De nombreux commentateurs occidentaux ont été surpris que les Russes continuent de rechercher une solution négociée tout en menant des opérations militaires. L'explication réside dans la conception stratégique russe, depuis l'ère soviétique. Pour l'Occident, la guerre commence quand la politique se termine. Mais l'approche russe suit une inspiration clausewitzienne : la guerre est la continuité de la politique et on peut passer avec fluidité de l'une à l'autre, même pendant le combat. Cela crée une pression sur l'adversaire et le pousse à négocier .

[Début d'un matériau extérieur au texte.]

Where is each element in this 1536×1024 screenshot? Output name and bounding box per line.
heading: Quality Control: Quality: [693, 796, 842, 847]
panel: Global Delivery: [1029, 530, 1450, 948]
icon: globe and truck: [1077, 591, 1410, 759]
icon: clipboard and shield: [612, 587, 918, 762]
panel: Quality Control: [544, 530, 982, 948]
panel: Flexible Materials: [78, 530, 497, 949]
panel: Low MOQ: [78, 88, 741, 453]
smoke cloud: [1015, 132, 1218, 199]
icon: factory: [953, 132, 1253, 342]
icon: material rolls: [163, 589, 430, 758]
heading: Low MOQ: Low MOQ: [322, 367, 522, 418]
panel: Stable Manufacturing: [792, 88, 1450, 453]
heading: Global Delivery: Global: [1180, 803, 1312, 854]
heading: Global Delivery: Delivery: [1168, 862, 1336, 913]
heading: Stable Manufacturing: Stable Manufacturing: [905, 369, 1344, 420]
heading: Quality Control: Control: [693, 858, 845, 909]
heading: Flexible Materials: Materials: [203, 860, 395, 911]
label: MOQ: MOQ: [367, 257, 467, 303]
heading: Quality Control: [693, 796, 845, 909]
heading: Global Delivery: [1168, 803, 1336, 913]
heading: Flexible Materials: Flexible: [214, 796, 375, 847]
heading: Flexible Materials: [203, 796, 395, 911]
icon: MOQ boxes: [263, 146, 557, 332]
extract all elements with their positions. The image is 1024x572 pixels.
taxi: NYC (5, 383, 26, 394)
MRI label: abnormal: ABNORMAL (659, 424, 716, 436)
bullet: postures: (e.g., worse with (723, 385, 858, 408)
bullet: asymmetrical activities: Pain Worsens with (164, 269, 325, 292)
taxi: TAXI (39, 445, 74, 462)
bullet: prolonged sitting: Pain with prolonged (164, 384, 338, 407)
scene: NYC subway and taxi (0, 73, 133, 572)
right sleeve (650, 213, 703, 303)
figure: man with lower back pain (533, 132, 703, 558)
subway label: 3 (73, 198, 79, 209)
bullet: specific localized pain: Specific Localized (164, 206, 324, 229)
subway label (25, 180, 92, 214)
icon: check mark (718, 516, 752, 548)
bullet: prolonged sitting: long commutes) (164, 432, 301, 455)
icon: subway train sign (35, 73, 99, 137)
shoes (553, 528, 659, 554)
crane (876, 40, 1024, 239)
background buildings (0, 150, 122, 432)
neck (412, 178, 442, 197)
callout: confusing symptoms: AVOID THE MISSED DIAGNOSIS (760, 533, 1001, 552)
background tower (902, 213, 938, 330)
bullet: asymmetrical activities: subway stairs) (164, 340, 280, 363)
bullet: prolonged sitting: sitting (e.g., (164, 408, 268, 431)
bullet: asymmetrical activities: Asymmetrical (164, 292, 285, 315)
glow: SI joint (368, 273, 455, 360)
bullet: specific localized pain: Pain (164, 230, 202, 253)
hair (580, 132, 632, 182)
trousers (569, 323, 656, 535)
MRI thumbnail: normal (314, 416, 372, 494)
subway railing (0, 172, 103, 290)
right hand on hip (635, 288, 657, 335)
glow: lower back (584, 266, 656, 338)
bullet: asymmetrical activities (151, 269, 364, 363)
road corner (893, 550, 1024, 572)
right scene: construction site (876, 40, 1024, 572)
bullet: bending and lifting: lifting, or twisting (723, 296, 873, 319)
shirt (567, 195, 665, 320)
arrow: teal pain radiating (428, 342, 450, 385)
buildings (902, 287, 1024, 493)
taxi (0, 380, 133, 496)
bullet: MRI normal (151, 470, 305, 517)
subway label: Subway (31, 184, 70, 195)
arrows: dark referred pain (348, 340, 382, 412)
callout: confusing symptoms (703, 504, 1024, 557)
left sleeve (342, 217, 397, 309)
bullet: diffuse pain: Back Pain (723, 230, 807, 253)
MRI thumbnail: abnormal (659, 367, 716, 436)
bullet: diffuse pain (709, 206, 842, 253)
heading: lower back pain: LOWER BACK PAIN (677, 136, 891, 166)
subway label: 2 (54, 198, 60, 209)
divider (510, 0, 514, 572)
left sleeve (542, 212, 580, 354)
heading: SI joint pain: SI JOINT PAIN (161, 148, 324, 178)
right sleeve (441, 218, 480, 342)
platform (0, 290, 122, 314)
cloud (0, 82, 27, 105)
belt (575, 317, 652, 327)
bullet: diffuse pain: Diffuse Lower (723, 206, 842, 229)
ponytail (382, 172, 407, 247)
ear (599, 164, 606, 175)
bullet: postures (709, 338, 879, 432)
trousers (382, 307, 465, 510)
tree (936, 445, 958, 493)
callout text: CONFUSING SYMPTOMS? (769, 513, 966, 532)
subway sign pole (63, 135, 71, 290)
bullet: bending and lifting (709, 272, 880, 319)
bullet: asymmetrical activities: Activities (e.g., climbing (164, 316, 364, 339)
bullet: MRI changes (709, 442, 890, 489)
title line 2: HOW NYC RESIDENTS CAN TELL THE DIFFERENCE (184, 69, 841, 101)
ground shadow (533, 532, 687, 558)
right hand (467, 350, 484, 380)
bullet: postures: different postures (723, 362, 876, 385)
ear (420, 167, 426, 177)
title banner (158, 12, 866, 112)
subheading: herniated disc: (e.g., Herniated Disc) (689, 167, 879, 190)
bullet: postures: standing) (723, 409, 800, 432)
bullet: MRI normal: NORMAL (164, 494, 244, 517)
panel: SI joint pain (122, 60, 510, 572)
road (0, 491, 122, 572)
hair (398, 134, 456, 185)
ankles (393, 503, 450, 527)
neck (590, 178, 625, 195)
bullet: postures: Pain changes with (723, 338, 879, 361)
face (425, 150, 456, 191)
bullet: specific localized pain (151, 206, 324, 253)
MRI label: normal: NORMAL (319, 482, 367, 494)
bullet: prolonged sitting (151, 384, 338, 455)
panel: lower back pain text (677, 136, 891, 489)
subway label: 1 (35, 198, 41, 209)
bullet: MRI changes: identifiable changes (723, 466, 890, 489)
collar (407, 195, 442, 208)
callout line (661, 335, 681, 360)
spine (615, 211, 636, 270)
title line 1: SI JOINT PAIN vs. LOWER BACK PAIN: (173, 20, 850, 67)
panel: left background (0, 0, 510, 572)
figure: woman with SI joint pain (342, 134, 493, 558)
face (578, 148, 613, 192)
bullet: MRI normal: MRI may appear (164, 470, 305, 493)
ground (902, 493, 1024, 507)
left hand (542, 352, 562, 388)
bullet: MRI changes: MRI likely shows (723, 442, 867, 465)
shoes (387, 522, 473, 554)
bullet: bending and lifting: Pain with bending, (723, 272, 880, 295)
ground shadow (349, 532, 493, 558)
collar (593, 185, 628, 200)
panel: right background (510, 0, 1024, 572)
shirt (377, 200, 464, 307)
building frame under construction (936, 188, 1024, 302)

Les Américains, qui raisonnent sur le mode binaire de la « reddition inconditionnelle », sauront-ils s'adapter à la nouvelle situation ? La révolution militaire initiée par la Russie, qui a maîtrisé les armes hypersoniques avant les autres, bouleverse le jeu de pouvoir auquel les États-Unis et l'Union européenne étaient habitués. Mais nous pouvons être sûrs que la Chine, qui est également équipée d'armes hypersoniques avant les États-Unis, saura faire avancer la cause de la négociation et de la paix. C'est dans l'intérêt de l'alliance occidentale. Jusqu'à ce que les États-Unis eux-mêmes – et, espérons-le, la France – aient rattrapé et comblé ce nouveau fossé en matière de missiles.